人気絶頂の加耒 徹、いまさら言うことはないのだが、無伴奏で歌った「うぐいす」は、民謡調のこぶしが随所に含まれる、まことに珍しい節回しで、名手加耒にかかるとまさに鳥肌もの、まず滅多に聞けるものではない。

先輩格の大沼 徹の「荒城の月」で幕開けしたこのコンサート、やはり断然笑いを取ったのがこの人物!本職もさることながら、お笑い芸人としても立派にやっていけそうなほど滑稽なキャラで、毎回抱腹絶倒となる。コンサートなのか寄席なのか、一瞬錯覚しそうだ。
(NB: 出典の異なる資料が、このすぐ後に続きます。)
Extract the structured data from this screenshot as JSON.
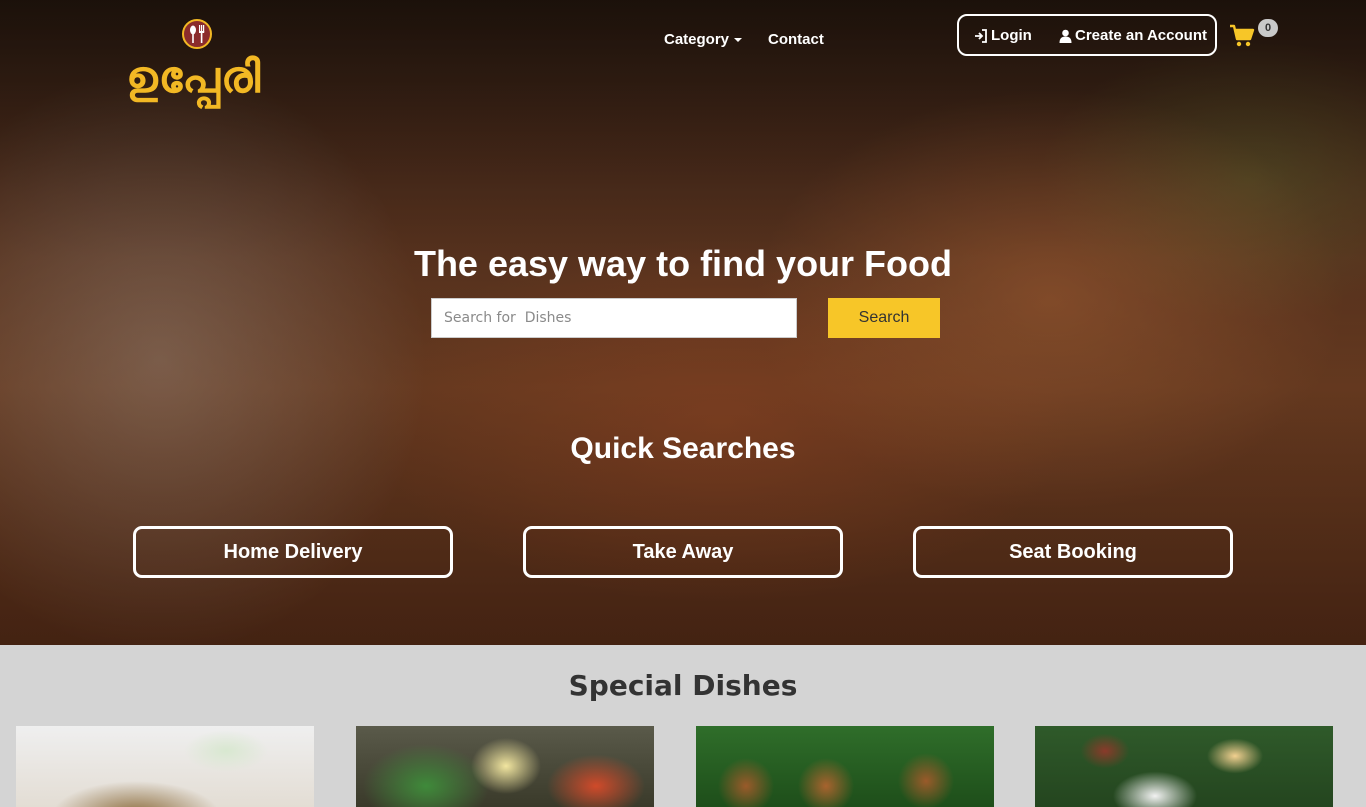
{
  "brand": {
    "logo_text": "ഉപ്പേരി",
    "logo_icon": "fork-spoon-icon",
    "accent_color": "#f2b824",
    "logo_badge_color": "#8b2c2c"
  },
  "nav": {
    "category_label": "Category",
    "contact_label": "Contact",
    "login_label": "Login",
    "login_icon": "log-in-icon",
    "create_account_label": "Create an Account",
    "create_account_icon": "user-icon",
    "cart_icon": "shopping-cart-icon",
    "cart_count": "0",
    "cart_color": "#f7c628"
  },
  "hero": {
    "headline": "The easy way to find your Food",
    "search": {
      "placeholder": "Search for  Dishes",
      "value": "",
      "button_label": "Search",
      "button_color": "#f7c628"
    },
    "quick_searches_title": "Quick Searches",
    "quick_searches": [
      {
        "label": "Home Delivery"
      },
      {
        "label": "Take Away"
      },
      {
        "label": "Seat Booking"
      }
    ]
  },
  "special": {
    "title": "Special Dishes",
    "dishes": [
      {
        "image": "biryani-salad-photo"
      },
      {
        "image": "tandoori-salad-photo"
      },
      {
        "image": "skewers-on-leaf-photo"
      },
      {
        "image": "kerala-sadya-photo"
      }
    ]
  }
}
初めて聞いたのは、2010年6月12日の「A LA CARTEシリーズ第1弾」だから、ちょうど9年前ということになる。その時の記事は➡︎「A LA CARTEというコンサート」この時の彼の顔写真がケッサク!さすがに当時は、今ほど冗談を飛ばすタイプではなかったが、先天的にその素養十分だったのだろう。

さて、2部に入ると、俄然各人とも本領発揮とでも言うのか、一段と凄さを増した印象で会場からも盛んにブラーヴォ、ブラーヴィ!が飛び交う。とりわけ、初っ端の加耒 徹の「私は町の何でも屋」には唸った。なんども聞いているが、今日の演唱はまた飛び抜けてうまかった。加耒に限らないが、一斉にギアチェンジして、第1部の歌唱法とはまったく別物って感じで、プロの凄み、まざまざ!

重唱では、さすがに選曲に困ったらしい。テノールや女声との重唱には事欠かないだろうが、低音同士のはそうそうあるものではない。やっと「リゴレット」と「ドン・パスクァーレ」から探したようだが、普段あまり耳にすることがないシェーナであり、ましてイタリア語で歌われるから、せっかくの実力者揃いだけに、ちょっともったいない気がした。

アンコールは「こうもり」から「シャンパンの歌」。これも低音4人で歌い継ぐのは初めて聞いた。さらに、締めは場所柄を意識して「蒲田行進曲」。我が合唱団も、つい先日、特養ホームでのヴォランティアで歌ったばかりで、いつしか唱和してしまった。